Knight tells us so many details about the film’s singular on-screen character Ivan Locke (Tom Hardy) before he even opens his mouth, which later spews nothing but carefully calculated diction. His BMW SUV suggests he is a wealthy family man, his fashionable clothes label suggest he is a posh businessman, but Locke’s weary eyes say it all. He is a man on his last leg, a man looking for absolution from a past transgression. One subjectively small mistake that could send his fake empire crashing down, which is oxymoronic considering he built this realm by running a concrete distribution company that constructs sky-scrapers.
On the contrary, he is no megalomaniac,but a simple man who has been labeled as running a “tight ship” by one of his clients. This a morality tale about a man who’s at a literal/metaphorical crossroad in his life while he sits in the ultimate hot seat.
Locke is the maestro carefully orchestrating his apparent swan song with a laundry list of phone calls to make on a fateful car ride. With his wife and teenage son at home occupied by a football match he makes his exit with the weight of the world being carried in tow.
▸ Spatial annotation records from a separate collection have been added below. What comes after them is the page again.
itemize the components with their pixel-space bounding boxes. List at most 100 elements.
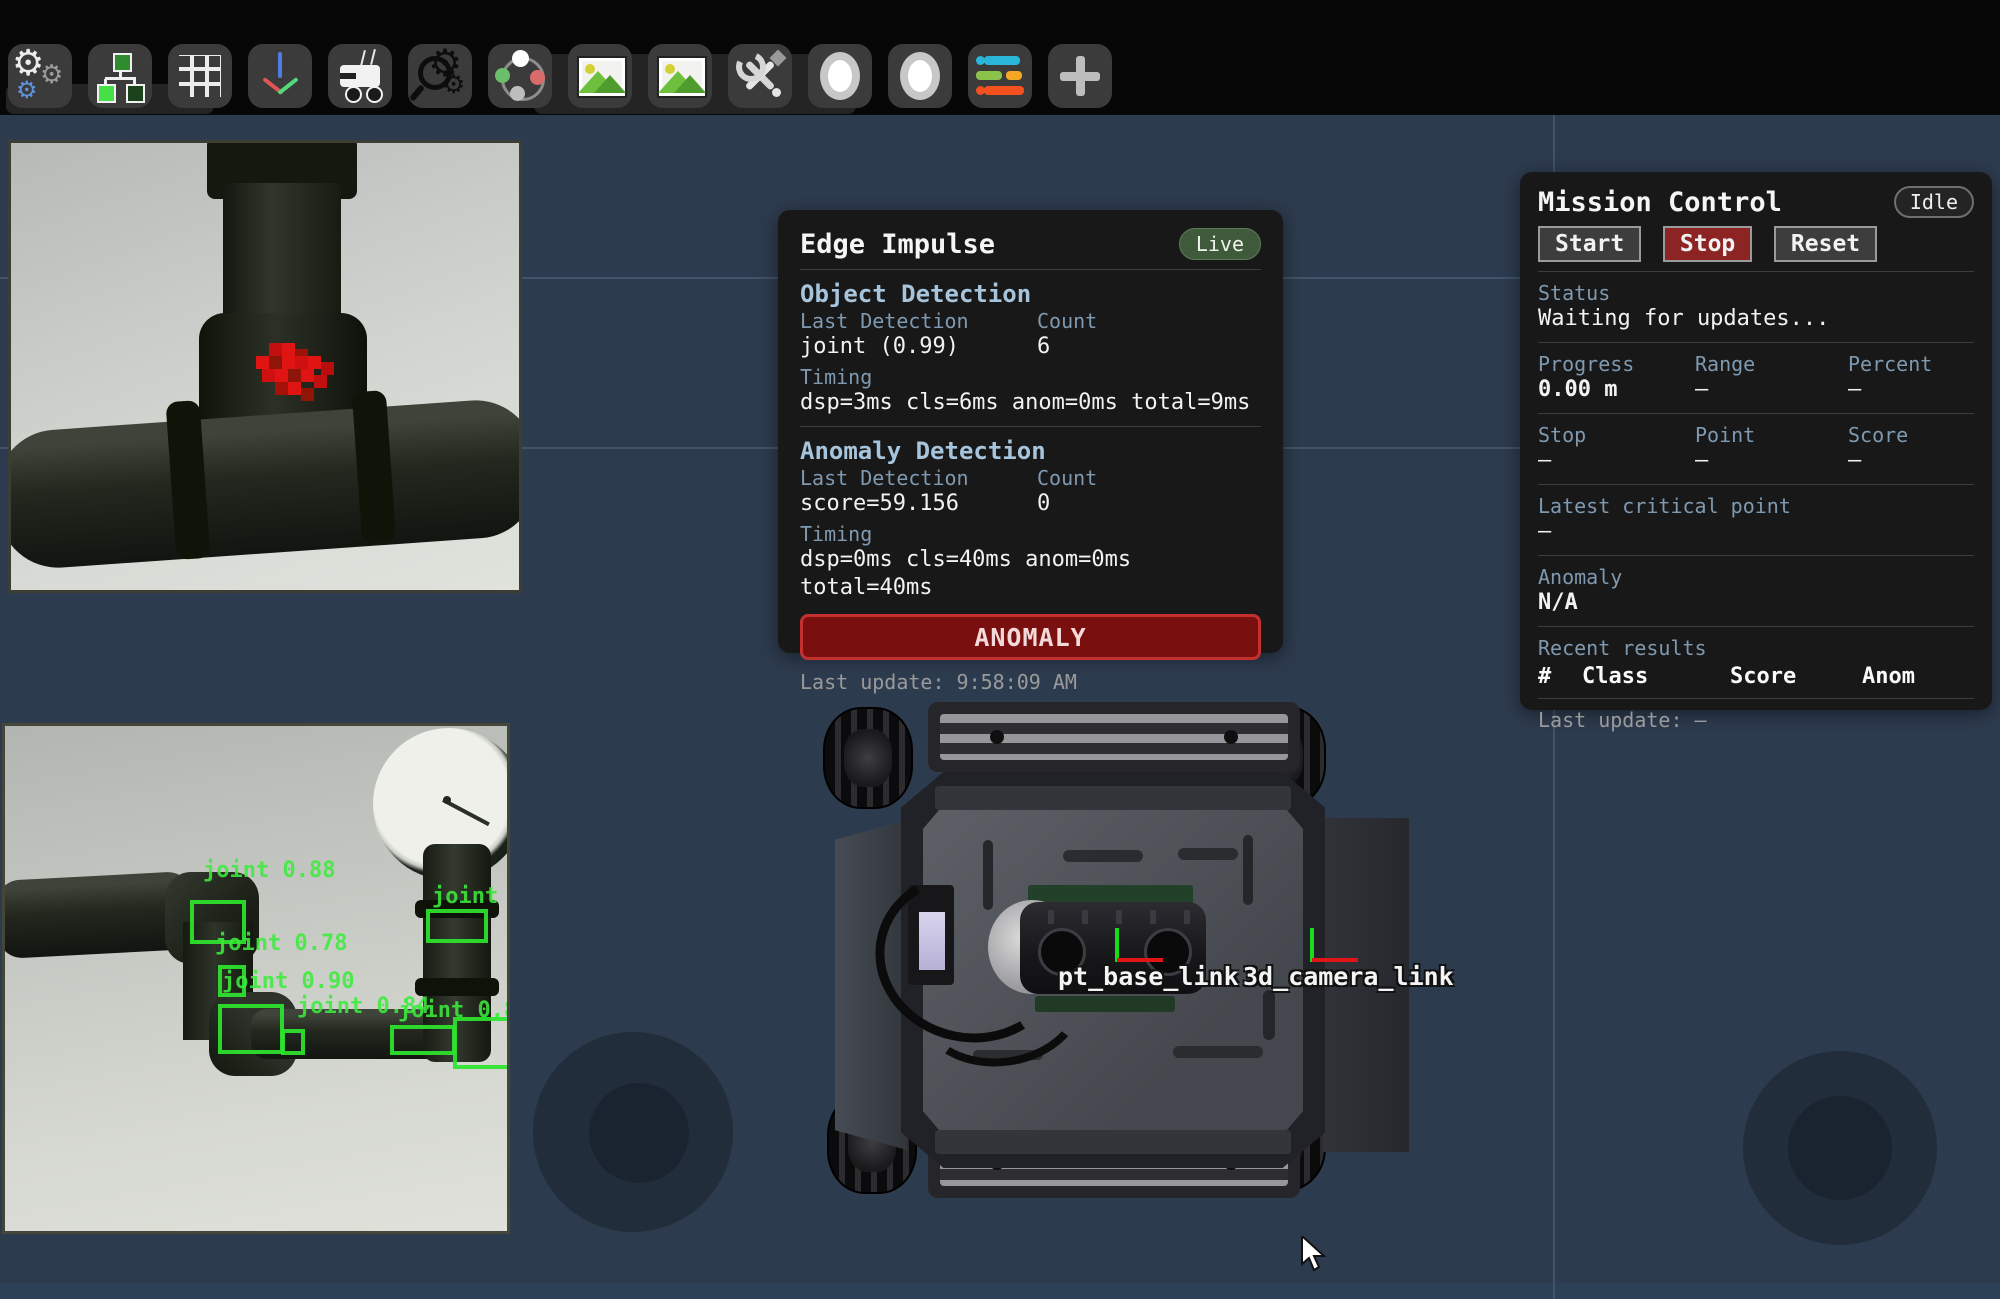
last-detection-value: joint (0.99) <box>800 333 1037 361</box>
count-value: 0 <box>1037 490 1261 518</box>
state-dots-button[interactable] <box>488 44 552 108</box>
joystick-right-knob[interactable] <box>1788 1096 1892 1200</box>
rover-icon <box>328 44 392 108</box>
tf-frame-label: pt_base_link <box>1058 962 1239 991</box>
timing-value: dsp=0ms cls=40ms anom=0ms total=40ms <box>800 546 1261 602</box>
layer-bars-icon <box>968 44 1032 108</box>
rover-3d-view: pt_base_link 3d_camera_link <box>823 690 1423 1235</box>
mission-control-panel: Mission Control Idle Start Stop Reset St… <box>1520 172 1992 710</box>
detection-box <box>390 1025 456 1055</box>
module-ridges <box>1020 910 1206 924</box>
range-label: Range <box>1695 352 1848 376</box>
axes-triad-icon <box>248 44 312 108</box>
camera-feed-detection: joint 0.88 joint 0.78 joint 0.90 joint 0… <box>2 723 510 1234</box>
magnifier-icon <box>418 56 452 90</box>
score-label: Score <box>1848 423 1974 447</box>
rover-button[interactable] <box>328 44 392 108</box>
layer-bars-button[interactable] <box>968 44 1032 108</box>
state-dots-icon <box>488 44 552 108</box>
magnifier-handle <box>409 84 425 102</box>
image-panel-a-button[interactable] <box>568 44 632 108</box>
lens-b-button[interactable] <box>888 44 952 108</box>
settings-gears-button[interactable]: ⚙ ⚙ ⚙ <box>8 44 72 108</box>
detection-label: joint 0.88 <box>203 858 335 883</box>
panel-title: Mission Control <box>1538 187 1782 218</box>
panel-title: Edge Impulse <box>800 229 995 260</box>
start-button[interactable]: Start <box>1538 226 1641 262</box>
anomaly-value: N/A <box>1538 589 1974 617</box>
point-value: – <box>1695 447 1848 475</box>
rover-deck-rail <box>935 786 1291 810</box>
gear-icon: ⚙ <box>40 62 63 88</box>
tf-axis-z <box>1115 928 1119 962</box>
last-detection-label: Last Detection <box>800 309 1037 333</box>
node-graph-button[interactable] <box>88 44 152 108</box>
anomaly-banner: ANOMALY <box>800 614 1261 660</box>
gear-icon: ⚙ <box>16 78 38 102</box>
stop-label: Stop <box>1538 423 1695 447</box>
lens-a-button[interactable] <box>808 44 872 108</box>
results-col-score: Score <box>1730 664 1862 689</box>
results-col-class: Class <box>1582 664 1730 689</box>
score-value: – <box>1848 447 1974 475</box>
timing-label: Timing <box>800 522 1261 546</box>
detection-box <box>281 1029 305 1055</box>
stop-value: – <box>1538 447 1695 475</box>
detection-box <box>218 1004 284 1054</box>
live-badge: Live <box>1179 228 1261 260</box>
results-col-num: # <box>1538 664 1582 689</box>
last-update-text: Last update: – <box>1538 708 1974 732</box>
app-window: ⚙ ⚙ ⚙ <box>0 0 2000 1299</box>
count-value: 6 <box>1037 333 1261 361</box>
tools-icon <box>728 44 792 108</box>
point-label: Point <box>1695 423 1848 447</box>
detection-box <box>453 1017 510 1069</box>
detection-label: joint 0.78 <box>215 931 347 956</box>
count-label: Count <box>1037 466 1261 490</box>
range-value: – <box>1695 376 1848 404</box>
rover-wheel <box>823 707 913 809</box>
joystick-left-knob[interactable] <box>589 1083 689 1183</box>
timing-value: dsp=3ms cls=6ms anom=0ms total=9ms <box>800 389 1261 417</box>
mouse-cursor <box>1300 1236 1330 1274</box>
edge-impulse-panel: Edge Impulse Live Object Detection Last … <box>778 210 1283 653</box>
anomaly-label: Anomaly <box>1538 565 1974 589</box>
detection-box <box>426 909 488 943</box>
last-update-text: Last update: 9:58:09 AM <box>800 670 1261 694</box>
pipe-vertical <box>223 183 341 333</box>
rover-front-bumper <box>928 702 1300 772</box>
stop-button[interactable]: Stop <box>1663 226 1752 262</box>
tools-button[interactable] <box>728 44 792 108</box>
heatmap-overlay <box>256 343 366 423</box>
grid-button[interactable] <box>168 44 232 108</box>
rover-deck-rail <box>935 1130 1291 1154</box>
deck-slot <box>1063 850 1143 862</box>
axes-button[interactable] <box>248 44 312 108</box>
inspect-gears-button[interactable]: ⚙ ⚙ <box>408 44 472 108</box>
add-panel-button[interactable] <box>1048 44 1112 108</box>
reset-button[interactable]: Reset <box>1774 226 1877 262</box>
plus-icon <box>1048 44 1112 108</box>
percent-label: Percent <box>1848 352 1974 376</box>
progress-label: Progress <box>1538 352 1695 376</box>
percent-value: – <box>1848 376 1974 404</box>
image-icon <box>579 58 625 96</box>
anomaly-detection-header: Anomaly Detection <box>800 436 1261 466</box>
image-icon <box>659 58 705 96</box>
detection-label: joint 0.90 <box>222 969 354 994</box>
image-panel-b-button[interactable] <box>648 44 712 108</box>
status-label: Status <box>1538 281 1974 305</box>
lens-icon <box>900 52 940 100</box>
timing-label: Timing <box>800 365 1261 389</box>
object-detection-header: Object Detection <box>800 279 1261 309</box>
last-detection-value: score=59.156 <box>800 490 1037 518</box>
count-label: Count <box>1037 309 1261 333</box>
grid-icon <box>179 55 221 97</box>
tf-axis-z <box>1310 928 1314 962</box>
recent-results-label: Recent results <box>1538 636 1974 660</box>
results-col-anom: Anom <box>1862 664 1974 689</box>
deck-slot <box>1243 835 1253 905</box>
toolbar: ⚙ ⚙ ⚙ <box>0 0 2000 115</box>
status-value: Waiting for updates... <box>1538 305 1974 333</box>
deck-slot <box>1173 1046 1263 1058</box>
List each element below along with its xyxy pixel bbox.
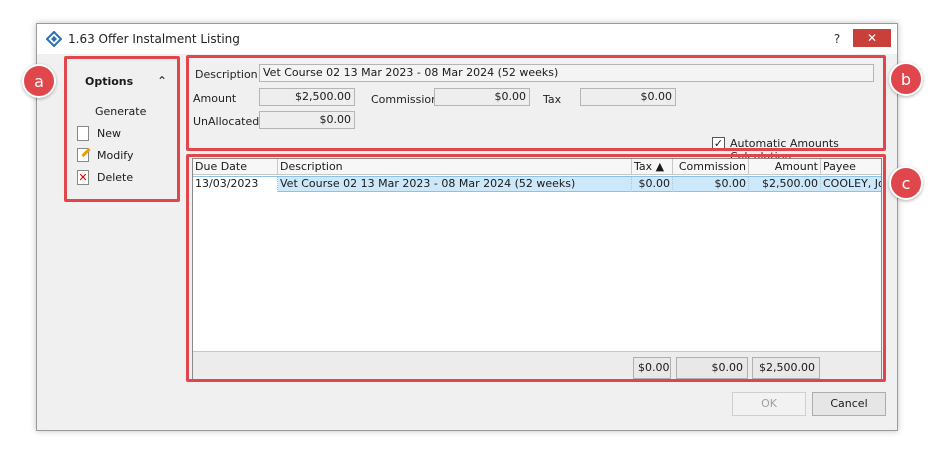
title-bar: 1.63 Offer Instalment Listing ? ✕	[37, 24, 897, 54]
highlight-box-b	[186, 55, 886, 151]
cancel-button[interactable]: Cancel	[812, 392, 886, 416]
highlight-box-a	[64, 56, 180, 202]
window-title: 1.63 Offer Instalment Listing	[68, 32, 240, 46]
annotation-badge-c: c	[889, 166, 923, 200]
help-button[interactable]: ?	[827, 30, 847, 48]
highlight-box-c	[186, 154, 886, 382]
close-button[interactable]: ✕	[853, 29, 891, 47]
annotation-badge-a: a	[22, 64, 56, 98]
app-logo-icon	[46, 31, 62, 47]
annotation-badge-b: b	[889, 62, 923, 96]
ok-button[interactable]: OK	[732, 392, 806, 416]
A simple premise that’s slowly unpacked with poise,precision and a fabulous bit of suspense that takes full advantage of the luxury BMW’s constricting confines.
Knight keeps the film completely focused as Hardy’s performance builds throughout the first half of the near real-time 85 minute experience. Tension is mounting and each tick of the clock eats away at our protagonist’s patience, until a jolt of kinetic energy is projected onto the film via the mental battle Locke has been waging with his departed deadbeat father. This is certainly a daring experiment that demands to be seen in total darkness in order to be utterly consumed by it’s sheer brilliance.
Locke wears many hats depending on whom he is speaking. He delicately speaks to his son with with the tenderness he longed for in his adolescent years, his underling as if he is Leonidas leading the troops into battle, and his wife as if he is begging for a ladle of porridge. You get the sense that this is a vulnerability he is not accustomed to dealing with, given the recipient’s perplexed responses. No matter which identity is assumed Hardy gallantly maneuvers through Locke’s psyche.
“Locke” is kept completely on track with little traffic holding it back along the way. Knight and Hardy are both committed artists that chauffeured the smoothest ride of the pre-blockbuster season.